Go Down

Topic: divmod10() : a fast replacement for /10 and %10 (unsigned) (Read 25763 times) previous topic - next topic

Paul Stoffregen


'all' we need to do is document up and make available in a form every one can use easily.
thats that hard part,


How about the Print.cpp and Print.h Tom posted on reply #51 or I posted on #49 and #54 ?

All you have to do to use these is drop them into your Arduino's hardware/arduino/cores/arduino folder (or hardware/teensy/cores/teensy), replacing the Print.cpp and Print.h that are already there.

On a Mac, you'll need to control-click on Arduino and choose "show package contents", then navigate or search until you find the folder with Print.cpp and Print.h.  I believe it's Contents/Resources/Java/hardware/arduino/cores/arduino, but I don't have a Mac handy at the moment to check.

Admittedly, the copy I posted on #54 had test code enabled.  Here's a "final" version with all the test stuff commented, as ready-to-use as it gets.  These are tested with Teensy but probably will work with official Arduino boards.

aarondc

When Arduino release a new IDE, etc, those libraries you have upgraded are potentially going to get blown away, and require work to reinstall / overwrite.

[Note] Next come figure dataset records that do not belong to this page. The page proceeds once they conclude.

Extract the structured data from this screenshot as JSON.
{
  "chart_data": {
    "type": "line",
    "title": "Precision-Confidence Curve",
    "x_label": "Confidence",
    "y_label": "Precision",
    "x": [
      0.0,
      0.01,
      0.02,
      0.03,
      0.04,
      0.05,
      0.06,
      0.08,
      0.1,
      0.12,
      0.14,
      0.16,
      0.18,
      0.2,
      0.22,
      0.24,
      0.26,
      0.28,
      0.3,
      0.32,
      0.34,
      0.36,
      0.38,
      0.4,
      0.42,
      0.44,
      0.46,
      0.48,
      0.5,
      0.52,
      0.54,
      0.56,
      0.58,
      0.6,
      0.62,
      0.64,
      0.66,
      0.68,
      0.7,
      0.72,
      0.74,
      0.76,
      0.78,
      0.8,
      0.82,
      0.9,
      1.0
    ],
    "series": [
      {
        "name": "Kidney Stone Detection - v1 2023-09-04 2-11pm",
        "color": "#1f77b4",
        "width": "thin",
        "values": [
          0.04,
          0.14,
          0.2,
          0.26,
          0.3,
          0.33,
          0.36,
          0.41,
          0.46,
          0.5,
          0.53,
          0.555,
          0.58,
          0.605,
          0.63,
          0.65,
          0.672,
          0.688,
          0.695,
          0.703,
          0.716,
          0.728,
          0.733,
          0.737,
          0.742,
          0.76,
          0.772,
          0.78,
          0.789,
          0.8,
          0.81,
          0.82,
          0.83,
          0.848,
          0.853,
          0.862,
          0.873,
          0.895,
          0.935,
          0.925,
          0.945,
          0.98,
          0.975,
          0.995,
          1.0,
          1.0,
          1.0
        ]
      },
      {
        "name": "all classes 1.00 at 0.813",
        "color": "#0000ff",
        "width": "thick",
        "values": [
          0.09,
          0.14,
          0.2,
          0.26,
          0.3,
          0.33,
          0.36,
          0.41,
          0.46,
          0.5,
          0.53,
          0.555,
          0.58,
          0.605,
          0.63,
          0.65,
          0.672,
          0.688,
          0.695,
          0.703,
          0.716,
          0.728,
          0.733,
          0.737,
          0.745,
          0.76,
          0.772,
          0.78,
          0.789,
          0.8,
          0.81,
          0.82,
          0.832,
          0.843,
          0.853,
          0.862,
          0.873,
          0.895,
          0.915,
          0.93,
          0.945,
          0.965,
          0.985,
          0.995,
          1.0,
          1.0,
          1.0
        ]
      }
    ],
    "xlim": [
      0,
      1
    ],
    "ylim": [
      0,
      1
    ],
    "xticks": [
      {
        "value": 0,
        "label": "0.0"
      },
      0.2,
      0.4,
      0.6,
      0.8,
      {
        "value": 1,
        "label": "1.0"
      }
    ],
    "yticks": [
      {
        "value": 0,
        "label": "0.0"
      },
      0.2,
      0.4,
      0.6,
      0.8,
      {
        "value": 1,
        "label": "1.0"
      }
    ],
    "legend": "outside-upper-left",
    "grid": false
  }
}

One potential solution would be if you could set up pathing so modified libraries were linked if they existed in rather than default libraries.
Windows serial port monitor: Tellurium | Arduino serial port debugging library: DBG | Cusom LCD char generator | Technical questions will only be answered in forum threads

Paul Stoffregen

I restarted my exhaustive test, using the asm macro version.  In a few days I should be able to confirm if it matches the C library version for all 2^32 possible inputs....

robtillaart

Code: [Select]
Unless there's more algorithm magic, I believe it's safe to say this 83 cycle version is the fastest possible implementation.
That's why I asked several posts back if one of the earlier C version - shorter in terms of C - could be faster is asm as it might be less statements.

Code: [Select]
In a few days I should be able to confirm if it matches the C library version for all 2^32 possible inputs....
how do you do this test? Generate strings and compare them?
Rob Tillaart

Nederlandse sectie - http://arduino.cc/forum/index.php/board,77.0.html -
(Please do not PM for private consultancy)

Paul Stoffregen


how do you do this test? Generate strings and compare them?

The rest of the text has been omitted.